Pourtant, on ne peut pas se dispenser de dire ce qu’on est (ou ce qu’on
souhaite être), ce qu’on pense, ce qu’on croit, ce pourquoi on se bat. De
telles indications permettent à la fois de mieux se comprendre soi-même et
de dialoguer avec les autres. Elles évitent de se perdre dans des
brouillards. Elles écartent, au moins en partie, ces malentendus, qui
privent les débats de toute pertinence et les rend stériles, dont les
protestants libéraux s’estiment souvent victimes. Depuis le deuxième tiers
du 20ème siècle, où les pourfendre est devenu de bon ton, ils
ont le sentiment que bien des attaques dont ils sont l’objet s’en prennent
à une « caricature désobligeante », selon une expression de Bernard
Reymond, qu’elles visent un libéralisme plus imaginé que réel et
entretiennent ce que Laurent Gagnebin a appelé un « perpétuel contre-sens
». D’où la recherche de formulations aussi précises que possibles dont la
brève présentation publiée dans chaque numéro d’Évangile et Liberté
fournit un exemple: elle exprime des orientations plutôt que des positions
; elle a une valeur certes réelle (nous nous reconnaissons en elle), mais
relative, provisoire, amendable et non impérative (elle ne nous emprisonne
pas). C’est une définition qui, paradoxalement, se veut non définitive.
Dans cet esprit, je propose ici ni une définition ni une description, mais
une approche à partir du terme « libéral » lui-même et de ses emplois en
français.
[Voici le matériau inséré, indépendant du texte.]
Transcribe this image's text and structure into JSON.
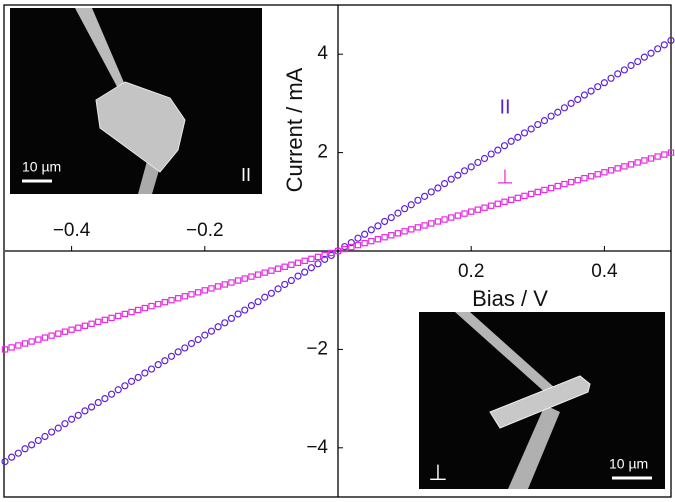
{
  "chart_data": {
    "type": "scatter",
    "x_label": "Bias / V",
    "y_label": "Current / mA",
    "xlim": [
      -0.5,
      0.5
    ],
    "ylim": [
      -5,
      5
    ],
    "xticks": [
      {
        "value": -0.4,
        "label": "−0.4"
      },
      {
        "value": -0.2,
        "label": "−0.2"
      },
      0.2,
      0.4
    ],
    "yticks": [
      {
        "value": -4,
        "label": "−4"
      },
      {
        "value": -2,
        "label": "−2"
      },
      2,
      4
    ],
    "x": [
      -0.5,
      -0.49,
      -0.48,
      -0.47,
      -0.46,
      -0.45,
      -0.44,
      -0.43,
      -0.42,
      -0.41,
      -0.4,
      -0.39,
      -0.38,
      -0.37,
      -0.36,
      -0.35,
      -0.34,
      -0.33,
      -0.32,
      -0.31,
      -0.3,
      -0.29,
      -0.28,
      -0.27,
      -0.26,
      -0.25,
      -0.24,
      -0.23,
      -0.22,
      -0.21,
      -0.2,
      -0.19,
      -0.18,
      -0.17,
      -0.16,
      -0.15,
      -0.14,
      -0.13,
      -0.12,
      -0.11,
      -0.1,
      -0.09,
      -0.08,
      -0.07,
      -0.06,
      -0.05,
      -0.04,
      -0.03,
      -0.02,
      -0.01,
      0,
      0.01,
      0.02,
      0.03,
      0.04,
      0.05,
      0.06,
      0.07,
      0.08,
      0.09,
      0.1,
      0.11,
      0.12,
      0.13,
      0.14,
      0.15,
      0.16,
      0.17,
      0.18,
      0.19,
      0.2,
      0.21,
      0.22,
      0.23,
      0.24,
      0.25,
      0.26,
      0.27,
      0.28,
      0.29,
      0.3,
      0.31,
      0.32,
      0.33,
      0.34,
      0.35,
      0.36,
      0.37,
      0.38,
      0.39,
      0.4,
      0.41,
      0.42,
      0.43,
      0.44,
      0.45,
      0.46,
      0.47,
      0.48,
      0.49,
      0.5
    ],
    "series": [
      {
        "name": "II",
        "color": "#5b22d8",
        "marker": "circle",
        "values": [
          -4.28,
          -4.19,
          -4.11,
          -4.02,
          -3.94,
          -3.85,
          -3.77,
          -3.68,
          -3.6,
          -3.51,
          -3.42,
          -3.34,
          -3.25,
          -3.17,
          -3.08,
          -3.0,
          -2.91,
          -2.82,
          -2.74,
          -2.65,
          -2.57,
          -2.48,
          -2.4,
          -2.31,
          -2.23,
          -2.14,
          -2.05,
          -1.97,
          -1.88,
          -1.8,
          -1.71,
          -1.63,
          -1.54,
          -1.46,
          -1.37,
          -1.28,
          -1.2,
          -1.11,
          -1.03,
          -0.94,
          -0.86,
          -0.77,
          -0.68,
          -0.6,
          -0.51,
          -0.43,
          -0.34,
          -0.26,
          -0.17,
          -0.09,
          0,
          0.09,
          0.17,
          0.26,
          0.34,
          0.43,
          0.51,
          0.6,
          0.68,
          0.77,
          0.86,
          0.94,
          1.03,
          1.11,
          1.2,
          1.28,
          1.37,
          1.46,
          1.54,
          1.63,
          1.71,
          1.8,
          1.88,
          1.97,
          2.05,
          2.14,
          2.23,
          2.31,
          2.4,
          2.48,
          2.57,
          2.65,
          2.74,
          2.82,
          2.91,
          3.0,
          3.08,
          3.17,
          3.25,
          3.34,
          3.42,
          3.51,
          3.6,
          3.68,
          3.77,
          3.85,
          3.94,
          4.02,
          4.11,
          4.19,
          4.28
        ]
      },
      {
        "name": "⊥",
        "color": "#e62ee0",
        "marker": "square",
        "values": [
          -2.0,
          -1.96,
          -1.92,
          -1.88,
          -1.84,
          -1.8,
          -1.76,
          -1.72,
          -1.68,
          -1.64,
          -1.6,
          -1.56,
          -1.52,
          -1.48,
          -1.44,
          -1.4,
          -1.36,
          -1.32,
          -1.28,
          -1.24,
          -1.2,
          -1.16,
          -1.12,
          -1.08,
          -1.04,
          -1.0,
          -0.96,
          -0.92,
          -0.88,
          -0.84,
          -0.8,
          -0.76,
          -0.72,
          -0.68,
          -0.64,
          -0.6,
          -0.56,
          -0.52,
          -0.48,
          -0.44,
          -0.4,
          -0.36,
          -0.32,
          -0.28,
          -0.24,
          -0.2,
          -0.16,
          -0.12,
          -0.08,
          -0.04,
          0,
          0.04,
          0.08,
          0.12,
          0.16,
          0.2,
          0.24,
          0.28,
          0.32,
          0.36,
          0.4,
          0.44,
          0.48,
          0.52,
          0.56,
          0.6,
          0.64,
          0.68,
          0.72,
          0.76,
          0.8,
          0.84,
          0.88,
          0.92,
          0.96,
          1.0,
          1.04,
          1.08,
          1.12,
          1.16,
          1.2,
          1.24,
          1.28,
          1.32,
          1.36,
          1.4,
          1.44,
          1.48,
          1.52,
          1.56,
          1.6,
          1.64,
          1.68,
          1.72,
          1.76,
          1.8,
          1.84,
          1.88,
          1.92,
          1.96,
          2.0
        ]
      }
    ],
    "insets": [
      {
        "scale_bar": "10 µm",
        "label": "II"
      },
      {
        "scale_bar": "10 µm",
        "label": "⊥"
      }
    ]
  }
}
Il a trois sens différents, le premier relevant principalement du
champ éthique, le deuxième du vocabulaire politique et le troisième du
domaine économique.
Générosité
Dans la langue classique, celle du 17ème siècle, « libéral »
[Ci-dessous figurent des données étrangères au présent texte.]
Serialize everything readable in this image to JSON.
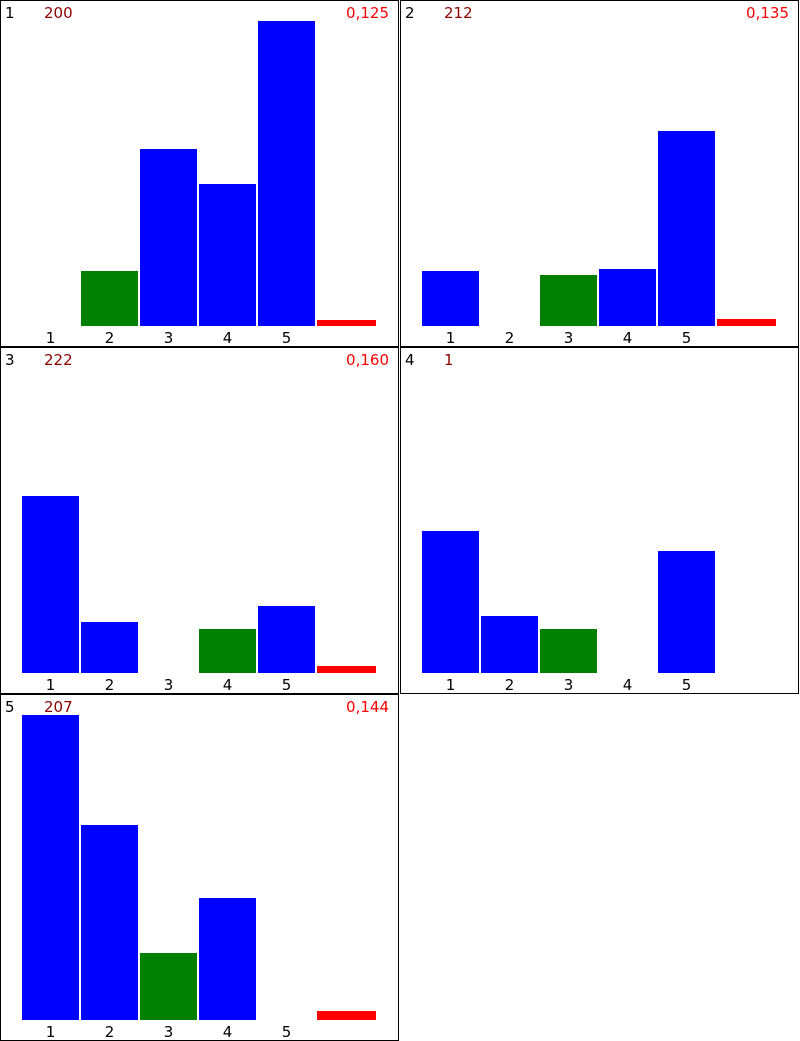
{
  "chart_data": [
    {
      "type": "bar",
      "panel_label": "1",
      "count_label": "200",
      "ratio_label": "0,125",
      "categories": [
        "1",
        "2",
        "3",
        "4",
        "5"
      ],
      "values": [
        0,
        55,
        177,
        142,
        305
      ],
      "colors": [
        "#0000ff",
        "#008000",
        "#0000ff",
        "#0000ff",
        "#0000ff"
      ],
      "red_marker": 6,
      "ylim": [
        0,
        305
      ]
    },
    {
      "type": "bar",
      "panel_label": "2",
      "count_label": "212",
      "ratio_label": "0,135",
      "categories": [
        "1",
        "2",
        "3",
        "4",
        "5"
      ],
      "values": [
        55,
        0,
        51,
        57,
        195
      ],
      "colors": [
        "#0000ff",
        "#0000ff",
        "#008000",
        "#0000ff",
        "#0000ff"
      ],
      "red_marker": 7,
      "ylim": [
        0,
        305
      ]
    },
    {
      "type": "bar",
      "panel_label": "3",
      "count_label": "222",
      "ratio_label": "0,160",
      "categories": [
        "1",
        "2",
        "3",
        "4",
        "5"
      ],
      "values": [
        177,
        51,
        0,
        44,
        67
      ],
      "colors": [
        "#0000ff",
        "#0000ff",
        "#0000ff",
        "#008000",
        "#0000ff"
      ],
      "red_marker": 7,
      "ylim": [
        0,
        305
      ]
    },
    {
      "type": "bar",
      "panel_label": "4",
      "count_label": "1",
      "ratio_label": "",
      "categories": [
        "1",
        "2",
        "3",
        "4",
        "5"
      ],
      "values": [
        142,
        57,
        44,
        0,
        122
      ],
      "colors": [
        "#0000ff",
        "#0000ff",
        "#008000",
        "#0000ff",
        "#0000ff"
      ],
      "red_marker": 0,
      "ylim": [
        0,
        305
      ]
    },
    {
      "type": "bar",
      "panel_label": "5",
      "count_label": "207",
      "ratio_label": "0,144",
      "categories": [
        "1",
        "2",
        "3",
        "4",
        "5"
      ],
      "values": [
        305,
        195,
        67,
        122,
        0
      ],
      "colors": [
        "#0000ff",
        "#0000ff",
        "#008000",
        "#0000ff",
        "#0000ff"
      ],
      "red_marker": 9,
      "ylim": [
        0,
        305
      ]
    }
  ],
  "colors": {
    "bar_blue": "#0000ff",
    "bar_green": "#008000",
    "marker_red": "#ff0000",
    "count_text": "#8b0000",
    "ratio_text": "#ff0000"
  }
}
veut dire « généreux » et qualifie celui qui fait volontiers des «
libéralités », qui prend plaisir à donner et à offrir des cadeaux. Par
exemple, dans son Discours sur les passions de l’amour, Pascal parle
de « l’avaricieux » que son amour rend « libéral » (ce qui n’est guère le
cas de l’Harpagon de Molière).
En cette première acception, on considérera comme libérale une attitude
d’ouverture et de bienveillance envers les autres. En cas de débats et de
désaccords, on se gardera de toute moquerie et dérision envers son
interlocuteur, on l’écoutera, on le prendra au sérieux, on essaiera de lui
répondre et de le réfuter sans le disqualifier. Le libéralisme ainsi
compris relève de l’éthique des relations entre personnes.
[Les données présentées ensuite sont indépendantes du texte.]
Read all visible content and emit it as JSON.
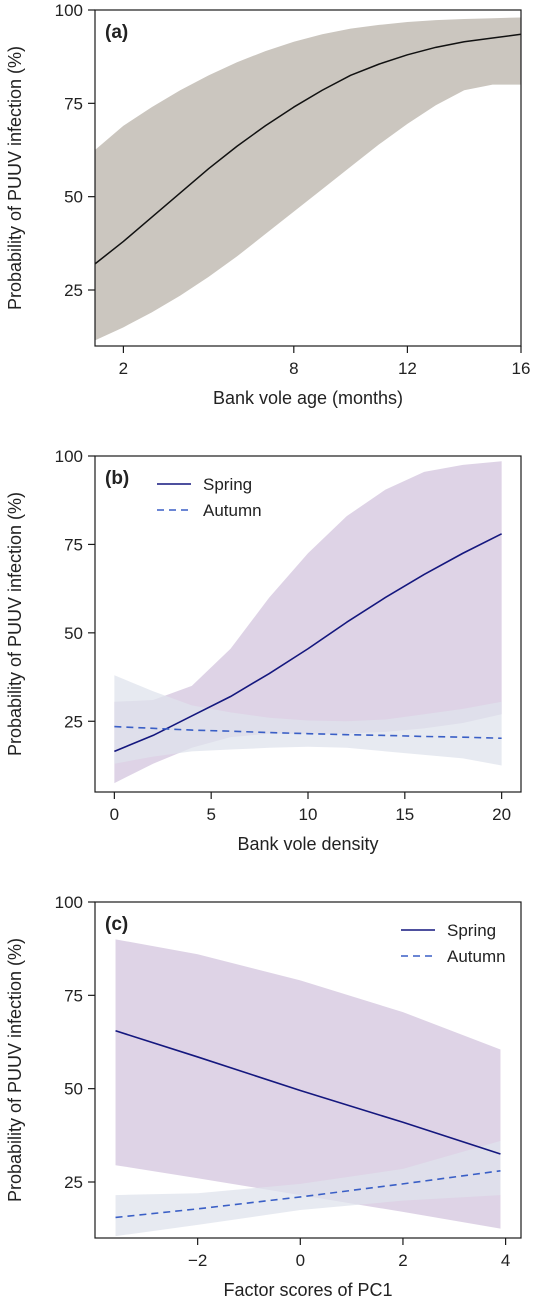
{
  "colors": {
    "band_a": "#cbc6bf",
    "spring_band": "#d8cbe2",
    "autumn_band": "#dfe3ec",
    "overlap_band": "#c2c2da",
    "spring_line": "#14177e",
    "autumn_line": "#3a5fc6",
    "mean_a": "#111111"
  },
  "chart_data": [
    {
      "type": "line",
      "panel_label": "(a)",
      "xlabel": "Bank vole age (months)",
      "ylabel": "Probability of PUUV infection (%)",
      "xlim": [
        1,
        16
      ],
      "ylim": [
        10,
        100
      ],
      "xticks": [
        2,
        8,
        12,
        16
      ],
      "xtick_labels": [
        "2",
        "8",
        "12",
        "16"
      ],
      "yticks": [
        25,
        50,
        75,
        100
      ],
      "ytick_labels": [
        "25",
        "50",
        "75",
        "100"
      ],
      "grid": false,
      "legend": null,
      "series": [
        {
          "x": [
            1,
            2,
            3,
            4,
            5,
            6,
            7,
            8,
            9,
            10,
            11,
            12,
            13,
            14,
            15,
            16
          ],
          "y": [
            32,
            38,
            44.5,
            51,
            57.5,
            63.5,
            69,
            74,
            78.5,
            82.5,
            85.5,
            88,
            90,
            91.5,
            92.5,
            93.5
          ],
          "lower": [
            11.5,
            15,
            19,
            23.5,
            28.5,
            34,
            40,
            46,
            52,
            58,
            64,
            69.5,
            74.5,
            78.5,
            80,
            80
          ],
          "upper": [
            62.5,
            69,
            74,
            78.5,
            82.5,
            86,
            89,
            91.5,
            93.5,
            95,
            96,
            96.8,
            97.3,
            97.6,
            97.8,
            98
          ],
          "style": "solid"
        }
      ]
    },
    {
      "type": "line",
      "panel_label": "(b)",
      "xlabel": "Bank vole density",
      "ylabel": "Probability of PUUV infection (%)",
      "xlim": [
        -1,
        21
      ],
      "ylim": [
        5,
        100
      ],
      "xticks": [
        0,
        5,
        10,
        15,
        20
      ],
      "xtick_labels": [
        "0",
        "5",
        "10",
        "15",
        "20"
      ],
      "yticks": [
        25,
        50,
        75,
        100
      ],
      "ytick_labels": [
        "25",
        "50",
        "75",
        "100"
      ],
      "grid": false,
      "legend": "top-left",
      "series": [
        {
          "name": "Spring",
          "x": [
            0,
            2,
            4,
            6,
            8,
            10,
            12,
            14,
            16,
            18,
            20
          ],
          "y": [
            16.5,
            21,
            26.5,
            32,
            38.5,
            45.5,
            53,
            60,
            66.5,
            72.5,
            78
          ],
          "lower": [
            7.5,
            13,
            17.5,
            20.5,
            21.5,
            21.5,
            21.5,
            22,
            23,
            24.5,
            27
          ],
          "upper": [
            30.5,
            31,
            35,
            45.5,
            60,
            72.5,
            83,
            90.5,
            95.5,
            97.5,
            98.5
          ],
          "style": "solid"
        },
        {
          "name": "Autumn",
          "x": [
            0,
            2,
            4,
            6,
            8,
            10,
            12,
            14,
            16,
            18,
            20
          ],
          "y": [
            23.5,
            23,
            22.5,
            22.2,
            21.8,
            21.5,
            21.2,
            21,
            20.7,
            20.5,
            20.2
          ],
          "lower": [
            13,
            15,
            16.5,
            17,
            17.5,
            17.8,
            17.5,
            16.5,
            15.5,
            14.5,
            12.5
          ],
          "upper": [
            38,
            33.5,
            29.5,
            27.5,
            26,
            25.2,
            25,
            25.5,
            27,
            28.5,
            30.5
          ],
          "style": "dashed"
        }
      ]
    },
    {
      "type": "line",
      "panel_label": "(c)",
      "xlabel": "Factor scores of PC1",
      "ylabel": "Probability of PUUV infection (%)",
      "xlim": [
        -4,
        4.3
      ],
      "ylim": [
        10,
        100
      ],
      "xticks": [
        -2,
        0,
        2,
        4
      ],
      "xtick_labels": [
        "−2",
        "0",
        "2",
        "4"
      ],
      "yticks": [
        25,
        50,
        75,
        100
      ],
      "ytick_labels": [
        "25",
        "50",
        "75",
        "100"
      ],
      "grid": false,
      "legend": "top-right",
      "series": [
        {
          "name": "Spring",
          "x": [
            -3.6,
            -2,
            0,
            2,
            3.9
          ],
          "y": [
            65.5,
            58.5,
            49.5,
            41,
            32.5
          ],
          "lower": [
            29.5,
            26,
            21.5,
            17,
            12.5
          ],
          "upper": [
            90,
            86,
            79,
            70.5,
            60.5
          ],
          "style": "solid"
        },
        {
          "name": "Autumn",
          "x": [
            -3.6,
            -2,
            0,
            2,
            3.9
          ],
          "y": [
            15.5,
            17.8,
            21,
            24.5,
            28
          ],
          "lower": [
            10.5,
            13.5,
            17.5,
            20,
            21.5
          ],
          "upper": [
            21.5,
            22,
            24.5,
            28.5,
            36
          ],
          "style": "dashed"
        }
      ]
    }
  ]
}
En théologie, n’est vraiment pas libérale l’image d’un Dieu juge sévère qui
punit beaucoup, ne sauve que très peu d’hommes et condamne la plupart des
gens à des peines éternelles (selon le thème de la massa damnata ou massa perditionis, pour reprendre des expressions d’Augustin). Il
économise sa grâce, encore plus qu’Harpagon ses écus. Le libéralisme croit
plutôt en un Dieu qui n’est ni mesquin ni chiche, mais dont la générosité
est inépuisable. Il incline à affirmer l’universalité du salut. Selon le
thème de la « récapitulation » (expression employée dans Ephésiens 1,10),
toutes les choses et tous les êtres sont accueillis et régénérés par lui.
De même l’insistance unilatérale sur la méchanceté de l’être humain, en qui
il n’y aurait que corruption et perversité, qui serait « incapable par
lui-même d’aucun bien » (comme le dit un texte très connu de Théodore de
Bèze), répugne aux libéraux. Ils estiment que, comme parmi les sols
mentionnés dans la parabole du semeur, dans chaque être humain il y a à
côté d’épines et des rocailles, un coin de « bonne terre ». S’enchevêtrent
en lui le meilleur (du splendide), le quelconque (du médiocre) et le pire
(de l’horrible). La générosité et la vérité interdisent de porter sur lui
un regard entièrement et uniquement négatif.
Liberté
Au début du 19ème siècle, se développe dans le vocabulaire
politique un deuxième sens du terme « libéralisme ». Il désigne une
attitude qui se préoccupe plus du maintien et de la défense des libertés
individuelles que de la nature (monarchique, aristocratique ou
démocratique) du pouvoir qui s’exerce dans un État.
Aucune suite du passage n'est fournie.